Rabbit meat breeding may be heavily affected by enterotoxaemia due to Clostridium spiroforme. Data on its antimicrobial susceptibility are insufficient, presumably because of difficulties in cultivating and identifying the pathogen. Our aim is therefore to provide this information to veterinary practitioners by focusing on a panel of therapeutics used in intensive rabbit units. Lincomycin was also checked in order to investigate the origin of resistance to macrolides. Minimal inhibitory concentrations (MICs) were determined with the agar dilution method according to the CLSI M11-A7 protocol (2007). MIC(50) and MIC(90) were, respectively, 64 and 64microg/ml for tiamulin, 32 and 32microg/ml for norfloxacin, 0.063 and 0.125microg/ml for amoxicillin, and 8 and 16microg/ml for doxycycline. MIC(50) and MIC(90) were 256microg/ml for sulphadimethoxine, spiramycin and lincomycin. Our results have shown that intrinsic or acquired antimicrobial resistances are diffuse in the C. spiroforme population and suggest focusing on prevention rather than on treatment of clostridial overgrowth, by reducing risk factors and using antimicrobials prudently.

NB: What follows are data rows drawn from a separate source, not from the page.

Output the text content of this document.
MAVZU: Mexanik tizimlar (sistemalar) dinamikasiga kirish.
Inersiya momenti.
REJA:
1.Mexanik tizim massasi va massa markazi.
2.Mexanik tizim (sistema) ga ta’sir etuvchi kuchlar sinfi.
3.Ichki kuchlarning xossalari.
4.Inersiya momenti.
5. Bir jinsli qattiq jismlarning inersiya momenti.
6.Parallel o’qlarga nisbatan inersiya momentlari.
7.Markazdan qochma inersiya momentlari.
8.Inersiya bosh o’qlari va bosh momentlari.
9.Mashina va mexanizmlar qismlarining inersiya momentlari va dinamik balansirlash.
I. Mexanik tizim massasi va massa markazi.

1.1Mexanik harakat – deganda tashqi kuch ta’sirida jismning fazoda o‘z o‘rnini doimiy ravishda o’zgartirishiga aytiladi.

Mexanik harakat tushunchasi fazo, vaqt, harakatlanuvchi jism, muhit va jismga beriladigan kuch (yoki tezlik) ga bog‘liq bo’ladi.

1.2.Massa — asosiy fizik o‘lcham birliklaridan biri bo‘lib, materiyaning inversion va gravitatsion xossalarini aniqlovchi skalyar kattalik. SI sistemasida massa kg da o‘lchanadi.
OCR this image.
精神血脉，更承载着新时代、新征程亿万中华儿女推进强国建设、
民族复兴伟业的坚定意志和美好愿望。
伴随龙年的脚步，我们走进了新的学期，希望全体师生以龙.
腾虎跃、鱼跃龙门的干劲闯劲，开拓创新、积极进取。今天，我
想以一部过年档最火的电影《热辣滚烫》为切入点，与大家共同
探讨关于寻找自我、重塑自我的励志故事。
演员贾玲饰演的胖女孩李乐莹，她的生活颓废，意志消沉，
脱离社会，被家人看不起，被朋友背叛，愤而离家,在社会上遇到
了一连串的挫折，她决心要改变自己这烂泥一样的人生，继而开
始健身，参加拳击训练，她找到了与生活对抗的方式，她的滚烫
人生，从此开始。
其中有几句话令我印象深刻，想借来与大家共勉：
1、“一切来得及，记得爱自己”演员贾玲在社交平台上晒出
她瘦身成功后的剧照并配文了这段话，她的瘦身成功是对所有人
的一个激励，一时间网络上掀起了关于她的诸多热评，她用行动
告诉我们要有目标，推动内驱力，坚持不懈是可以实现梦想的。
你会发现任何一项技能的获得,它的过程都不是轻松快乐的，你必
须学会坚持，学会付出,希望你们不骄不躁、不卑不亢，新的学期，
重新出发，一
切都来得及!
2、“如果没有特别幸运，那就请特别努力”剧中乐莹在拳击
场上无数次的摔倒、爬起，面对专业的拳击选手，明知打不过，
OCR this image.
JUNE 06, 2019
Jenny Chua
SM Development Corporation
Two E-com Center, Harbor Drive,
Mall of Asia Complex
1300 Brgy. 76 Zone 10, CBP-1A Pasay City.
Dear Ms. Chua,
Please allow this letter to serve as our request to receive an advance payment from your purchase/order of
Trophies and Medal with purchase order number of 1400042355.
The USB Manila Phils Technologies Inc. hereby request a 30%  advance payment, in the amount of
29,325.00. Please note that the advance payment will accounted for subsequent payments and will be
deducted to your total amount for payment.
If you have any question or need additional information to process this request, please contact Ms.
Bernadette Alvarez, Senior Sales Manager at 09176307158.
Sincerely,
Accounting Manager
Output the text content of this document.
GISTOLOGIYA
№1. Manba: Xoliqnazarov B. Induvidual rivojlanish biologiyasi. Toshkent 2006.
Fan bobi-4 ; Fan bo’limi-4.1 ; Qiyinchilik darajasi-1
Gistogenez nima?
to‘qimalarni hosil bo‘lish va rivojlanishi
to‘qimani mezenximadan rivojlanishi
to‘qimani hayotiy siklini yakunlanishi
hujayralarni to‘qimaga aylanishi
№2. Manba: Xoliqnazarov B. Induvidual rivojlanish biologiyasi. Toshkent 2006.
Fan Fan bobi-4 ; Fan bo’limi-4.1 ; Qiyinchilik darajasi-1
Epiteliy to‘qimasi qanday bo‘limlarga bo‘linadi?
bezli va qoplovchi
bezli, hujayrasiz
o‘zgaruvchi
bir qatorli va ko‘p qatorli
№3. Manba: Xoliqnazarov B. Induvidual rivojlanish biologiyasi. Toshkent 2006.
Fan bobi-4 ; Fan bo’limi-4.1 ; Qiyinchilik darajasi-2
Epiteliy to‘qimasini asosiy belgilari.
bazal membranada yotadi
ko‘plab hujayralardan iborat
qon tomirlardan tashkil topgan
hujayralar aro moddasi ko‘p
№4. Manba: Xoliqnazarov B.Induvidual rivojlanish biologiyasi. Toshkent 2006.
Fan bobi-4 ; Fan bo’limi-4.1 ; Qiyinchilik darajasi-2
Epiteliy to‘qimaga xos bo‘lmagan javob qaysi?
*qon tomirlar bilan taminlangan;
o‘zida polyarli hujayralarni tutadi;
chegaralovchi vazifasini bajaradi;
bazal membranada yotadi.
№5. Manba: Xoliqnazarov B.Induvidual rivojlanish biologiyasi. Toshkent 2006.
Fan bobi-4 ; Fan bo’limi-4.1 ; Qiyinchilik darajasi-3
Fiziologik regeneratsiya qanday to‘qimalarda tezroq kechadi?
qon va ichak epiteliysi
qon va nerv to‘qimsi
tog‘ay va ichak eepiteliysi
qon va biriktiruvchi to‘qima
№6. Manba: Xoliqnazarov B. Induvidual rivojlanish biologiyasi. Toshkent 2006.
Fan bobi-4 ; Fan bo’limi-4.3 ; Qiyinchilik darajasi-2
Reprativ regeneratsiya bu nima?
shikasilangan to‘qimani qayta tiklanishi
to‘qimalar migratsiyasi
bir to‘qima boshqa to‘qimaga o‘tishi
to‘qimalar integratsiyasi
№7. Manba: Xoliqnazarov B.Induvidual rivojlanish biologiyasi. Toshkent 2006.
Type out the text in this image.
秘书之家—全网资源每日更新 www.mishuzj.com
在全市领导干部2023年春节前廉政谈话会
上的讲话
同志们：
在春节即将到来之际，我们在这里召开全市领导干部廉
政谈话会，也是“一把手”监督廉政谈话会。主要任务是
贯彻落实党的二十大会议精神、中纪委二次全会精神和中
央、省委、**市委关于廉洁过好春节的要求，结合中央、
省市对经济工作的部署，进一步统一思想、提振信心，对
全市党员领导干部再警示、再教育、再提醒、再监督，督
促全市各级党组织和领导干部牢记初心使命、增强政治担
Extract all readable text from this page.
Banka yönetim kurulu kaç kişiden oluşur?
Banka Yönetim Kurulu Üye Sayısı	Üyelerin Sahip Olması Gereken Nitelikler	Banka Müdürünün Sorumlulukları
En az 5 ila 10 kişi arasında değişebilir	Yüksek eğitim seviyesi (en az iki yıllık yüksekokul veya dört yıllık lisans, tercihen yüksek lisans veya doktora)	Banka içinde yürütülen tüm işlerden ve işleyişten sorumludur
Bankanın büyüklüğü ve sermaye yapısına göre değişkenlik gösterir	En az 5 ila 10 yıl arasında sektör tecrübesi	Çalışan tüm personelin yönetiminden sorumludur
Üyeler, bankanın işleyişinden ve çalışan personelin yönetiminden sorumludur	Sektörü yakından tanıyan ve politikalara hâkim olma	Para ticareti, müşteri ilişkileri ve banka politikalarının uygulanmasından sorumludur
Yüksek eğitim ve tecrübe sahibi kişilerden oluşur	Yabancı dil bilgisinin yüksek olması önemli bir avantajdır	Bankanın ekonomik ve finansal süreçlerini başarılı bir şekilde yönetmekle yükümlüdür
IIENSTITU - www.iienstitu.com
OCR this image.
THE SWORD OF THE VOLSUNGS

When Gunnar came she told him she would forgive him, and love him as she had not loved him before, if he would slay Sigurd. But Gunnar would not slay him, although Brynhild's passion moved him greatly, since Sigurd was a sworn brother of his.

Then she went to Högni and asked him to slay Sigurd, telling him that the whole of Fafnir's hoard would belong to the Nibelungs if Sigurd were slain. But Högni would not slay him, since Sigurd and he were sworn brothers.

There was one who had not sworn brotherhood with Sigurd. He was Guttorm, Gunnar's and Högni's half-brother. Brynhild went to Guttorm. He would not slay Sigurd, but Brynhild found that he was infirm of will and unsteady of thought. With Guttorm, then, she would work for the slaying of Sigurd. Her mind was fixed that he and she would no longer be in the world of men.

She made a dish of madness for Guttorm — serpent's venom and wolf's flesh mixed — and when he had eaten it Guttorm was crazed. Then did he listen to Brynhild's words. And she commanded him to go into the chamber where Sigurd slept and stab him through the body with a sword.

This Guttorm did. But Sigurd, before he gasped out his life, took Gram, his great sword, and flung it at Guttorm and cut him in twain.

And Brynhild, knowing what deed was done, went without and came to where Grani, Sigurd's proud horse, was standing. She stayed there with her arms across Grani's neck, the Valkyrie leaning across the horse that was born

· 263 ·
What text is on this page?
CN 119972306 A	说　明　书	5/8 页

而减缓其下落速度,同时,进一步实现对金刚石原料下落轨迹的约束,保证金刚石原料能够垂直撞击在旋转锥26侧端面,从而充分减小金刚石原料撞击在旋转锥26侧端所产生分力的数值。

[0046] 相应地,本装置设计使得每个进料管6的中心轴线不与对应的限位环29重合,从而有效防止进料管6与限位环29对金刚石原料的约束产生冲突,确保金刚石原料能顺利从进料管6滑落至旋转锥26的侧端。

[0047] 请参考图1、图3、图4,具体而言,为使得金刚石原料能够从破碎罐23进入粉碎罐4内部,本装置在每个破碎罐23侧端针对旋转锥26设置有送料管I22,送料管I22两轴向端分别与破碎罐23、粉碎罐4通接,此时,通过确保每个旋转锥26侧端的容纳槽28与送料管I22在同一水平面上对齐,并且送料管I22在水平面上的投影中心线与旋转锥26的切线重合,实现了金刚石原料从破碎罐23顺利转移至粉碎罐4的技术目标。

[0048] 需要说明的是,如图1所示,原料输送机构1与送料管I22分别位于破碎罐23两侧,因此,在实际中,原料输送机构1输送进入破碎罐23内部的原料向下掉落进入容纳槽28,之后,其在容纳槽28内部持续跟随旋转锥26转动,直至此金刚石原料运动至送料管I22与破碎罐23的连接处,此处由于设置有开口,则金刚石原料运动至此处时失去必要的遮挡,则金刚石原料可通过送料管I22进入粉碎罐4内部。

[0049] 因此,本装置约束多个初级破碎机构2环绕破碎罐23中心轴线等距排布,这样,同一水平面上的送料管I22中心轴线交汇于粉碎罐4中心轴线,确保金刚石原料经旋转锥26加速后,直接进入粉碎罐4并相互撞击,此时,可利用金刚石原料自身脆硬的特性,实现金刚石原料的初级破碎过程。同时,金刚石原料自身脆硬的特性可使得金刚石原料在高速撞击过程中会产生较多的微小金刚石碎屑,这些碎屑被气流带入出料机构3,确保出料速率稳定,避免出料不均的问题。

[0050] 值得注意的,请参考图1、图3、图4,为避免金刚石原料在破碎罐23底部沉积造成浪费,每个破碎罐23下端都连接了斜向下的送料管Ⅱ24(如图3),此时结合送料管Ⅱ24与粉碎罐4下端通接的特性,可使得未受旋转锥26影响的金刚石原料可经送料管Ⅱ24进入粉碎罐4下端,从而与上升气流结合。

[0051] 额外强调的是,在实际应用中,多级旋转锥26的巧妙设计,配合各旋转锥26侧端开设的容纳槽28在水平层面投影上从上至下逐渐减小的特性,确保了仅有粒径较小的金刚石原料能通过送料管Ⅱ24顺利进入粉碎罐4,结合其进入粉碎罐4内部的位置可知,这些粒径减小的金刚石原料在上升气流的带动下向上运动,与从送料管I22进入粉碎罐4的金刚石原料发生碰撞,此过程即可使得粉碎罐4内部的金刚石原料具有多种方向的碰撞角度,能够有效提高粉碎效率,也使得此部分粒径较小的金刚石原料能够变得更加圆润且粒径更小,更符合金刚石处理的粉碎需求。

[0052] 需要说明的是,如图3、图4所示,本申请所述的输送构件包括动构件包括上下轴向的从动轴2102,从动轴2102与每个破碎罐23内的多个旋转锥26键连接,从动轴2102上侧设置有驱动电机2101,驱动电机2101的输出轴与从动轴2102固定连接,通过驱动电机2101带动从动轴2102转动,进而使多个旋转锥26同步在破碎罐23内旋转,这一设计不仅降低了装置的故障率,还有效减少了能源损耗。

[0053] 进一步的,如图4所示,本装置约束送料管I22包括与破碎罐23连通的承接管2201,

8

clamoxyl 40mg tablets 2015-11-12

Review of the data base revealed 207 cases of serious acute generalized exanthematous pustulosis leading to death in 4 cases (2%). Of these cases of acute generalized exanthematous pustulosis, only one drug was suspected in 107 cases (51.6%). The main drugs involved were: pristinamycin (18 cases), amoxicillin (+/- clavulanic acid) (16 cases), hydroxychloroquine (8 cases) and a combination of spiramycin + metronidazole (5 cases).

clamoxyl 250 mg suspension 2017-09-02

A descriptive cross-sectional observational study of 131,608 members of the health social security system was carried out between January 1st 2010 and April 7th 2011;the bacteria isolated from urine cultures having more than 105 colony-forming units (CFU) were assessed, as were the sensitivity and antibacterial agents' resistance results. Resistance was evaluated in line with Clinical and Laboratory Standards Institute (CLSI) parameters by means of the Kirby-Bauer disk diffusion manual method with Beckton Dickinson diagnostic disks.